En attendant de prendre hauteur, l’ingénieur fit commencer les réparations, qu’il comptait achever dans la journée. Les hélices suspensives, en parfait état, avaient admirablement fonctionné au milieu des violences de l’ouragan, lequel, on l’a fait observer, avait plutôt soulagé leur travail. En ce moment, la moitié du jeu était en fonction — ce qui suffisait à assurer la tension du câble fixé perpendiculairement au littoral.
Mais les deux propulseurs avaient souffert, et plus encore que ne le croyait Robur. Il fallait redresser leurs branches et retoucher l’engrenage qui leur transmettait le mouvement de rotation.
Ce fut l’hélice antérieure, dont le personnel s’occupa d’abord sous la direction de Robur et de Tom Turner. Mieux valait commencer par elle, pour le cas où un motif quelconque eût obligé l’Albatros à partir avant que le travail fût achevé. Rien qu’avec ce propulseur, on pouvait se maintenir plus aisément en bonne route.
Entre-temps, Uncle Prudent et son collègue, après s’être promenés sur la plate-forme, étaient allés s’asseoir à l’arrière.

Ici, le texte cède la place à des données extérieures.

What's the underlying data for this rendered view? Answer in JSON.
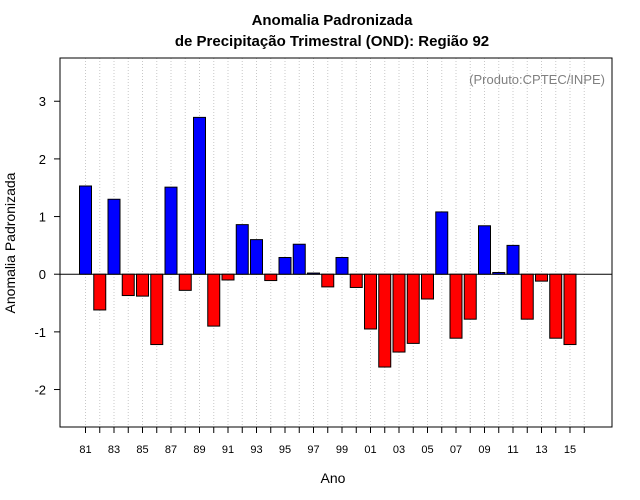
{
  "chart_data": {
    "type": "bar",
    "title_line1": "Anomalia Padronizada",
    "title_line2": "de Precipitação Trimestral (OND): Região 92",
    "xlabel": "Ano",
    "ylabel": "Anomalia Padronizada",
    "credit": "(Produto:CPTEC/INPE)",
    "ylim": [
      -2.65,
      3.75
    ],
    "yticks": [
      -2,
      -1,
      0,
      1,
      2,
      3
    ],
    "grid": "vertical dotted",
    "positive_color": "#0000ff",
    "negative_color": "#ff0000",
    "categories": [
      "81",
      "82",
      "83",
      "84",
      "85",
      "86",
      "87",
      "88",
      "89",
      "90",
      "91",
      "92",
      "93",
      "94",
      "95",
      "96",
      "97",
      "98",
      "99",
      "00",
      "01",
      "02",
      "03",
      "04",
      "05",
      "06",
      "07",
      "08",
      "09",
      "10",
      "11",
      "12",
      "13",
      "14",
      "15"
    ],
    "values": [
      1.53,
      -0.62,
      1.3,
      -0.37,
      -0.38,
      -1.22,
      1.51,
      -0.28,
      2.72,
      -0.9,
      -0.1,
      0.86,
      0.6,
      -0.11,
      0.29,
      0.52,
      0.02,
      -0.22,
      0.29,
      -0.23,
      -0.95,
      -1.61,
      -1.35,
      -1.2,
      -0.43,
      1.08,
      -1.11,
      -0.78,
      0.84,
      0.03,
      0.5,
      -0.78,
      -0.12,
      -1.11,
      -1.22
    ],
    "xtick_labels": [
      "81",
      "83",
      "85",
      "87",
      "89",
      "91",
      "93",
      "95",
      "97",
      "99",
      "01",
      "03",
      "05",
      "07",
      "09",
      "11",
      "13",
      "15"
    ]
  }
}
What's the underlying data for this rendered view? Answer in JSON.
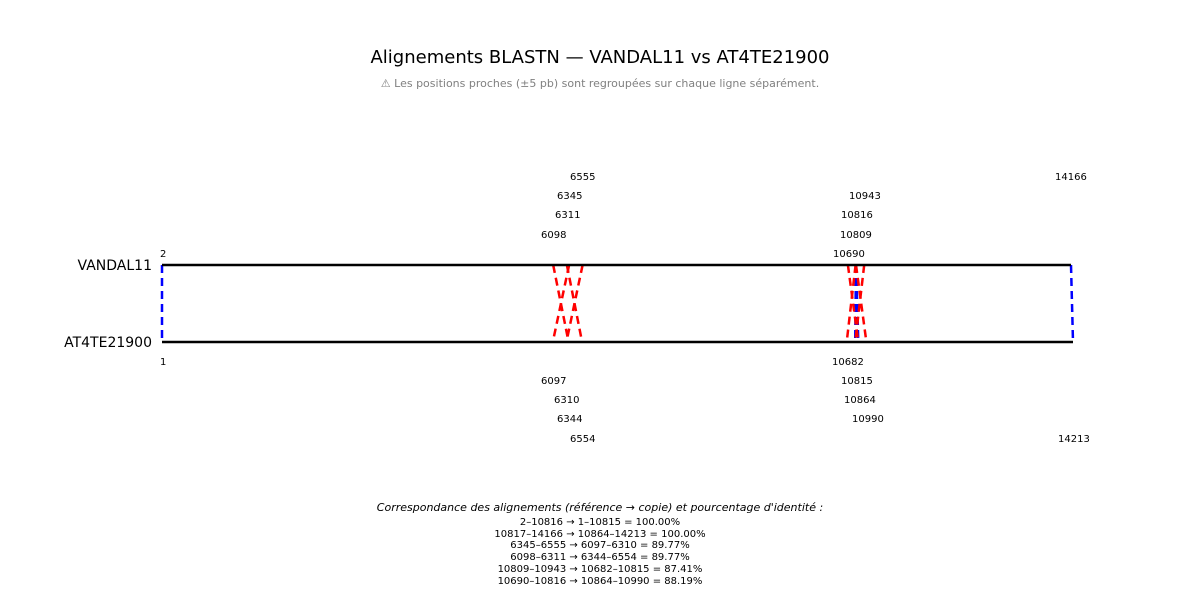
{
  "title": "Alignements BLASTN — VANDAL11 vs AT4TE21900",
  "subtitle": "⚠ Les positions proches (±5 pb) sont regroupées sur chaque ligne séparément.",
  "sequences": {
    "top": {
      "name": "VANDAL11",
      "start_label": "2"
    },
    "bottom": {
      "name": "AT4TE21900",
      "start_label": "1"
    }
  },
  "colors": {
    "alignment_minus": "#ff0000",
    "alignment_plus": "#0000ff",
    "backbone": "#000000"
  },
  "alignments": [
    {
      "ref_start": 2,
      "ref_end": 10816,
      "copy_start": 1,
      "copy_end": 10815,
      "identity": 100.0,
      "color": "#0000ff"
    },
    {
      "ref_start": 10817,
      "ref_end": 14166,
      "copy_start": 10864,
      "copy_end": 14213,
      "identity": 100.0,
      "color": "#0000ff"
    },
    {
      "ref_start": 6345,
      "ref_end": 6555,
      "copy_start": 6097,
      "copy_end": 6310,
      "identity": 89.77,
      "color": "#ff0000"
    },
    {
      "ref_start": 6098,
      "ref_end": 6311,
      "copy_start": 6344,
      "copy_end": 6554,
      "identity": 89.77,
      "color": "#ff0000"
    },
    {
      "ref_start": 10809,
      "ref_end": 10943,
      "copy_start": 10682,
      "copy_end": 10815,
      "identity": 87.41,
      "color": "#ff0000"
    },
    {
      "ref_start": 10690,
      "ref_end": 10816,
      "copy_start": 10864,
      "copy_end": 10990,
      "identity": 88.19,
      "color": "#ff0000"
    }
  ],
  "top_labels": [
    "6555",
    "6345",
    "6311",
    "6098",
    "10943",
    "10816",
    "10809",
    "10690",
    "14166"
  ],
  "bottom_labels": [
    "10682",
    "6097",
    "6310",
    "6344",
    "6554",
    "10815",
    "10864",
    "10990",
    "14213"
  ],
  "legend": {
    "heading": "Correspondance des alignements (référence → copie) et pourcentage d'identité :",
    "lines": [
      "2–10816 → 1–10815 = 100.00%",
      "10817–14166 → 10864–14213 = 100.00%",
      "6345–6555 → 6097–6310 = 89.77%",
      "6098–6311 → 6344–6554 = 89.77%",
      "10809–10943 → 10682–10815 = 87.41%",
      "10690–10816 → 10864–10990 = 88.19%"
    ]
  }
}
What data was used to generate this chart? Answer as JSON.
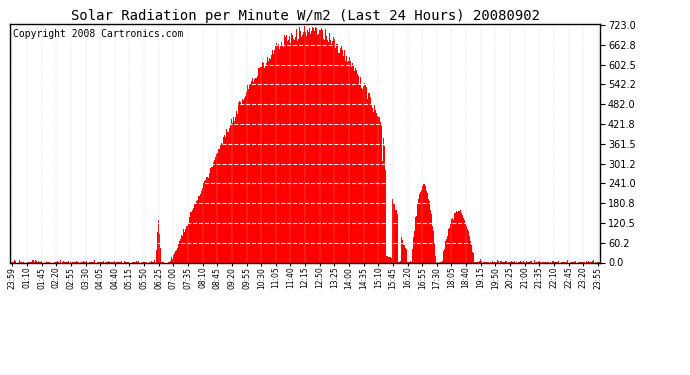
{
  "title": "Solar Radiation per Minute W/m2 (Last 24 Hours) 20080902",
  "copyright": "Copyright 2008 Cartronics.com",
  "yticks": [
    0.0,
    60.2,
    120.5,
    180.8,
    241.0,
    301.2,
    361.5,
    421.8,
    482.0,
    542.2,
    602.5,
    662.8,
    723.0
  ],
  "ymax": 723.0,
  "ymin": 0.0,
  "fill_color": "#FF0000",
  "bg_color": "#FFFFFF",
  "grid_color": "#C0C0C0",
  "title_fontsize": 10,
  "copyright_fontsize": 7,
  "xtick_labels": [
    "23:59",
    "01:10",
    "01:45",
    "02:20",
    "02:55",
    "03:30",
    "04:05",
    "04:40",
    "05:15",
    "05:50",
    "06:25",
    "07:00",
    "07:35",
    "08:10",
    "08:45",
    "09:20",
    "09:55",
    "10:30",
    "11:05",
    "11:40",
    "12:15",
    "12:50",
    "13:25",
    "14:00",
    "14:35",
    "15:10",
    "15:45",
    "16:20",
    "16:55",
    "17:30",
    "18:05",
    "18:40",
    "19:15",
    "19:50",
    "20:25",
    "21:00",
    "21:35",
    "22:10",
    "22:45",
    "23:20",
    "23:55"
  ]
}
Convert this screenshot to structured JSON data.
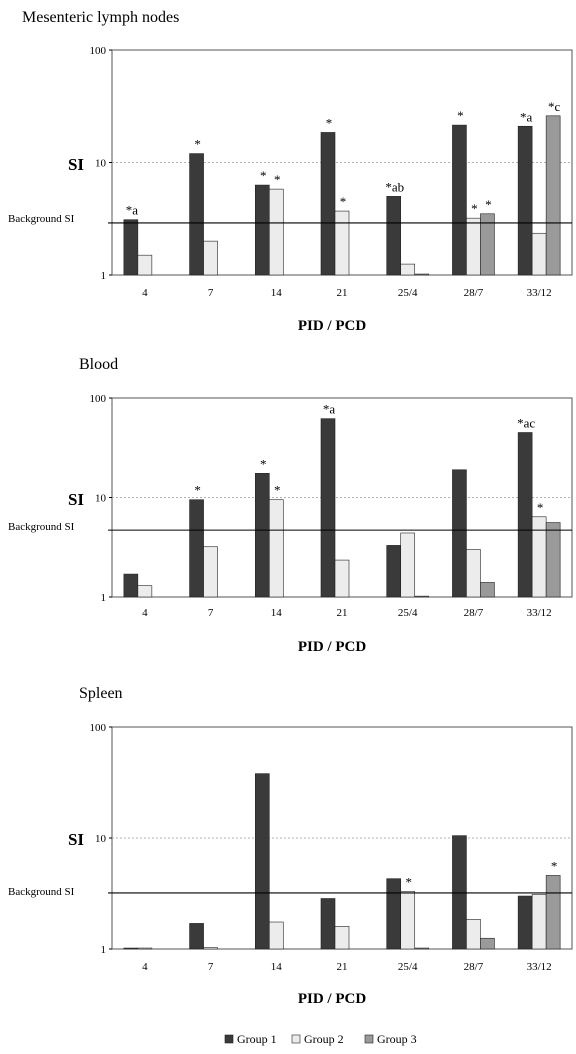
{
  "x_axis_label": "PID / PCD",
  "y_axis_label": "SI",
  "background_label": "Background SI",
  "legend": [
    {
      "name": "Group 1",
      "color": "#3a3a3a"
    },
    {
      "name": "Group 2",
      "color": "#ececec"
    },
    {
      "name": "Group 3",
      "color": "#9a9a9a"
    }
  ],
  "chart_data": [
    {
      "type": "bar",
      "title": "Mesenteric lymph nodes",
      "xlabel": "PID / PCD",
      "ylabel": "SI",
      "yscale": "log",
      "ylim": [
        1,
        100
      ],
      "yticks": [
        1,
        10,
        100
      ],
      "categories": [
        "4",
        "7",
        "14",
        "21",
        "25/4",
        "28/7",
        "33/12"
      ],
      "background_si": 2.9,
      "series": [
        {
          "name": "Group 1",
          "values": [
            3.1,
            12,
            6.3,
            18.5,
            5,
            21.5,
            21
          ]
        },
        {
          "name": "Group 2",
          "values": [
            1.5,
            2,
            5.8,
            3.7,
            1.25,
            3.2,
            2.35
          ]
        },
        {
          "name": "Group 3",
          "values": [
            null,
            null,
            null,
            null,
            1.02,
            3.5,
            26
          ]
        }
      ],
      "annotations": [
        {
          "category": "4",
          "series": "Group 1",
          "text": "*a"
        },
        {
          "category": "7",
          "series": "Group 1",
          "text": "*"
        },
        {
          "category": "14",
          "series": "Group 1",
          "text": "*"
        },
        {
          "category": "14",
          "series": "Group 2",
          "text": "*"
        },
        {
          "category": "21",
          "series": "Group 1",
          "text": "*"
        },
        {
          "category": "21",
          "series": "Group 2",
          "text": "*"
        },
        {
          "category": "25/4",
          "series": "Group 1",
          "text": "*ab"
        },
        {
          "category": "28/7",
          "series": "Group 1",
          "text": "*"
        },
        {
          "category": "28/7",
          "series": "Group 2",
          "text": "*"
        },
        {
          "category": "28/7",
          "series": "Group 3",
          "text": "*"
        },
        {
          "category": "33/12",
          "series": "Group 1",
          "text": "*a"
        },
        {
          "category": "33/12",
          "series": "Group 3",
          "text": "*c"
        }
      ]
    },
    {
      "type": "bar",
      "title": "Blood",
      "xlabel": "PID / PCD",
      "ylabel": "SI",
      "yscale": "log",
      "ylim": [
        1,
        100
      ],
      "yticks": [
        1,
        10,
        100
      ],
      "categories": [
        "4",
        "7",
        "14",
        "21",
        "25/4",
        "28/7",
        "33/12"
      ],
      "background_si": 4.7,
      "series": [
        {
          "name": "Group 1",
          "values": [
            1.7,
            9.5,
            17.5,
            62,
            3.3,
            19,
            45
          ]
        },
        {
          "name": "Group 2",
          "values": [
            1.3,
            3.2,
            9.5,
            2.35,
            4.4,
            3,
            6.4
          ]
        },
        {
          "name": "Group 3",
          "values": [
            null,
            null,
            null,
            null,
            1.02,
            1.4,
            5.6
          ]
        }
      ],
      "annotations": [
        {
          "category": "7",
          "series": "Group 1",
          "text": "*"
        },
        {
          "category": "14",
          "series": "Group 1",
          "text": "*"
        },
        {
          "category": "14",
          "series": "Group 2",
          "text": "*"
        },
        {
          "category": "21",
          "series": "Group 1",
          "text": "*a"
        },
        {
          "category": "33/12",
          "series": "Group 1",
          "text": "*ac"
        },
        {
          "category": "33/12",
          "series": "Group 2",
          "text": "*"
        }
      ]
    },
    {
      "type": "bar",
      "title": "Spleen",
      "xlabel": "PID / PCD",
      "ylabel": "SI",
      "yscale": "log",
      "ylim": [
        1,
        100
      ],
      "yticks": [
        1,
        10,
        100
      ],
      "categories": [
        "4",
        "7",
        "14",
        "21",
        "25/4",
        "28/7",
        "33/12"
      ],
      "background_si": 3.2,
      "series": [
        {
          "name": "Group 1",
          "values": [
            1.02,
            1.7,
            38,
            2.85,
            4.3,
            10.5,
            3
          ]
        },
        {
          "name": "Group 2",
          "values": [
            1.02,
            1.03,
            1.75,
            1.6,
            3.3,
            1.85,
            3.1
          ]
        },
        {
          "name": "Group 3",
          "values": [
            null,
            null,
            null,
            null,
            1.02,
            1.25,
            4.6
          ]
        }
      ],
      "annotations": [
        {
          "category": "25/4",
          "series": "Group 2",
          "text": "*"
        },
        {
          "category": "33/12",
          "series": "Group 3",
          "text": "*"
        }
      ]
    }
  ]
}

Quant à Frycollin, il était singulièrement rassure. Quelle différence! N’être plus suspendu qu’à cent cinquante pieds du sol!
Les travaux ne furent interrompus qu’au moment ou l’élévation du soleil au-dessus de l’horizon permit de prendre d’abord un angle horaire, puis, lors de sa culmination, de calculer le midi du lieu.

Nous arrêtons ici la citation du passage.